To find the answers to the given questions, we first need to understand the equation that describes the motion of the avalanche: s(t) = 3t^2, where s is the distance in meters traveled by the leading edge of the snow at t seconds.
a. To find the distance traveled from 0s to 5s (s(5) - s(0)):
Substitute t = 5 into the equation: s(5) = 3(5^2) = 3(25) = 75 meters.
Therefore, the distance traveled from 0s to 5s is 75 meters.

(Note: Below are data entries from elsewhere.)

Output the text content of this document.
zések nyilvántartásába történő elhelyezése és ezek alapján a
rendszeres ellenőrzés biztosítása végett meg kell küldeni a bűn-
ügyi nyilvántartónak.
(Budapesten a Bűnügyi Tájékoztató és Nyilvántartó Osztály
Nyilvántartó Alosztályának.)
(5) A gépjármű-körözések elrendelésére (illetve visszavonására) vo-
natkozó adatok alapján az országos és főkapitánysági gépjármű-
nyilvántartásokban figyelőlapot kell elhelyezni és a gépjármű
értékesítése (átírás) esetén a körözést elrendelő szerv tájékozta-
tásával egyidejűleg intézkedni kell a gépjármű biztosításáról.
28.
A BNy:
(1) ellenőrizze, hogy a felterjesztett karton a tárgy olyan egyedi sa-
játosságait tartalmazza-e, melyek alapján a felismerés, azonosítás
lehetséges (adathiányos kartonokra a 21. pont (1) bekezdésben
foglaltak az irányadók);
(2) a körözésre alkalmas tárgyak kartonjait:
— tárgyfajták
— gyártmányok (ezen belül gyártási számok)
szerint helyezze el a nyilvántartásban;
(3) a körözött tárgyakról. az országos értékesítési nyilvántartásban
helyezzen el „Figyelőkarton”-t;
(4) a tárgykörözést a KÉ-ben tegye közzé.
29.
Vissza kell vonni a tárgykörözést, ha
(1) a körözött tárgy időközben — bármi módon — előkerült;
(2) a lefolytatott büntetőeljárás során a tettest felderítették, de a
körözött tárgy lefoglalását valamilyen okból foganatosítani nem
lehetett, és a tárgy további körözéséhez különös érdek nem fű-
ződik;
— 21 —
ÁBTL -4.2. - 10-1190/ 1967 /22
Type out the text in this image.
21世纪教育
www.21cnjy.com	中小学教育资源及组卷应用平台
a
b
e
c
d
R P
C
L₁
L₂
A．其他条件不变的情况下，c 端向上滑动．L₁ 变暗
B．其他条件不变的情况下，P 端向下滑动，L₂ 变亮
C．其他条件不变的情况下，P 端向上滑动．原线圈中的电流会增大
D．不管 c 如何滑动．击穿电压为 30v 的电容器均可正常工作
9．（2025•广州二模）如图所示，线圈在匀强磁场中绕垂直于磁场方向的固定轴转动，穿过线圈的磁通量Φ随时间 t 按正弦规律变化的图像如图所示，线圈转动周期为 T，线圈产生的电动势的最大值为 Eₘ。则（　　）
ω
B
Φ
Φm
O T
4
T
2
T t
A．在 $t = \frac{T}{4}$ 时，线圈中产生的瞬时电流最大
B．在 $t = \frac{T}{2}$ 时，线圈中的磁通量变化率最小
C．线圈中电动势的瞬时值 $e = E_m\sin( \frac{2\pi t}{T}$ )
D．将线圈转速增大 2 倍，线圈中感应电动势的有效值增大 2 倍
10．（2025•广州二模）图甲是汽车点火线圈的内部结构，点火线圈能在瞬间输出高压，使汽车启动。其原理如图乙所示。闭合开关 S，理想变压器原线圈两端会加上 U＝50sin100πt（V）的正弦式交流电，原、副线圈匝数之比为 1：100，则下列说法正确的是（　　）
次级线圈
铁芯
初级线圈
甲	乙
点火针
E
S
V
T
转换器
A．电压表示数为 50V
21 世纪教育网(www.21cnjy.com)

b. To find the rate at which the avalanche is moving from 0s to 10s, we need to find the derivative of the equation with respect to time (t):
s'(t) = d/dt (3t^2) = 6t.
Substitute t = 10 into the derivative equation: s'(10) = 6(10) = 60 m/s.
Therefore, the rate at which the avalanche is moving from 0s to 10s is 60 m/s.
c. To find the rate at which the avalanche is moving at 10s, we also use the derivative equation: s'(t) = 6t.
Substitute t = 10 into the derivative equation: s'(10) = 6(10) = 60 m/s.
Therefore, the rate at which the avalanche is moving at 10s is 60 m/s.
d. To find how long, to the nearest second, it takes for the leading edge of the snow to move 600m, set up the equation s(t) = 600 and solve for t:
3t^2 = 600.
Divide both sides by 3: t^2 = 200.
Take the square root of both sides: t = √200.
To the nearest second, t is approximately 14 seconds.
Therefore, the leading edge of the snow takes approximately 14 seconds to move 600 meters.